La France est une terre d’accueil privilégiée pour les avoirs des dictateurs africains. Et gare à celui qui veut y voir un peu plus clair.
Biens mal acquis profitent longtemps. Les peuples africains peuvent mourir tranquilles, tout va bien pour leurs dirigeants.
La corruption et son insupportable vitrine de luxueuses villas et de prestigieuses berlines et autres coupés de sport, sont pour bonne partie à l’origine de la chute de dictateurs des pays arabes... mais cela ne sert en rien pour faire avancer la lutte contre la corruption dans un grand nombre de pays africains, dans lesquels la France conserve de nombreux intérêts, plus ou moins directement liés à son passé de puissance coloniale. C’est du moins ce que laisse à penser le refus du parquet de Paris d’accepter la demande de réquisitoire supplétif dans l’enquête contre des actes de recels et de détournements de fonds publics, dont sont soupçonnés des membres des familles dirigeantes du Gabon, du Congo et de la Guinée équatoriale.
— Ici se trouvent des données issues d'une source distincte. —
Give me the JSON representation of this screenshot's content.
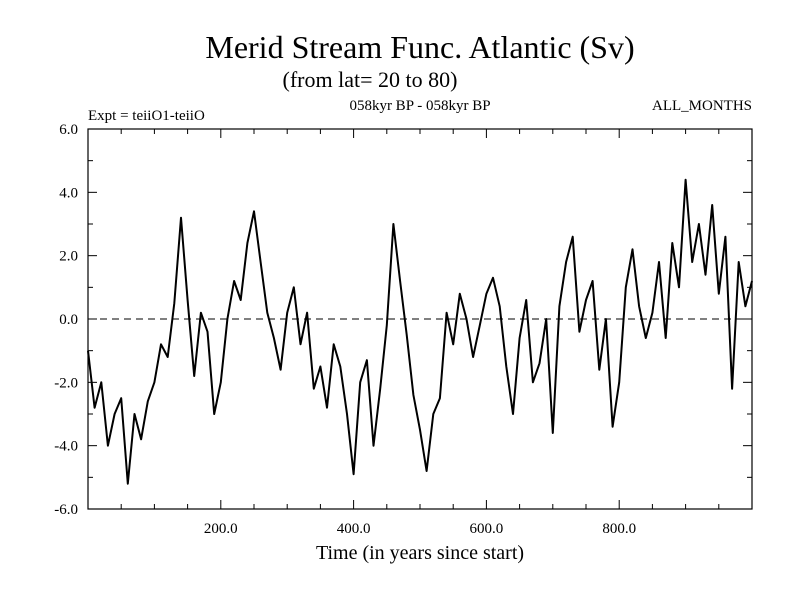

Pourtant des notes officielles issues de services dépendant du ministère des Finances dénoncent des faits accablants. C’est l’acquisition d’une Bentley de 200 000 € ou encore d’une Porsche de 137 000 € par des fils et des neveux de dirigeants africains qui alertent les services douaniers français, tout comme le transport aérien de 26 voitures de luxe appartenant au ministre de l’Agriculture de la Guinée équatoriale, par ailleurs fils du président... Le même triste sire a dépensé 18 millions € lors de la vente aux enchères de la collection Saint Laurent et Bergé. Un vrai collectionneur et mateur d’art.
On a du mal à comprendre les entraves que subit, depuis l’origine, la procédure entamée par Sherpa et Transparency International France qui s’inscrit dans la lutte contre la corruption inscrite dans des textes ratifiés par la France. L’explication tient dans la richesse des matières premières du sous-sol africain et de la lutte des grandes puissances, officiellement ex-coloniales, pour en assurer le contrôle.
L’écrivain congolais, Etanias Ngodi, a publié plusieurs ouvrages depuis 2006 sur les ravages causés à l’Afrique centrale par la convoitise des pays occidentaux qui n’hésitent pas à passer des accords avec des chefs de guerre, à la tête de milices que les exactions n’embarrassent pas, pour s’approprier pétrole, diamants, uranium et minerais plus ou moins rares.
Plusieurs auteurs africains dénoncent la compétition entre la France et les Etats-Unis sur une grande partie de l’Afrique centrale.
Le prix à payer pour les populations locales est fait de violences, de pauvreté et d’insécurité permanente. Une histoire terrible qui commence avec les grands trafics humains, la traite négrière, au XVe siècle. Notre pays, ou du moins son système judiciaire, s’honorerait à lutter contre la corruption et le détournement des fonds publics, y compris les aides internationales, qui prospèrent dans cette région d’Afrique, entre autres. Mais la Cour Européenne des Droits de l’Homme, en déclarant que l’autorité judiciaire française ne pouvait pas être considérée comme indépendante du pouvoir exécutif, a mis le doigt sur la difficulté de notre pays à gérer les affaires poltico-économiques délicates. Un euphémisme...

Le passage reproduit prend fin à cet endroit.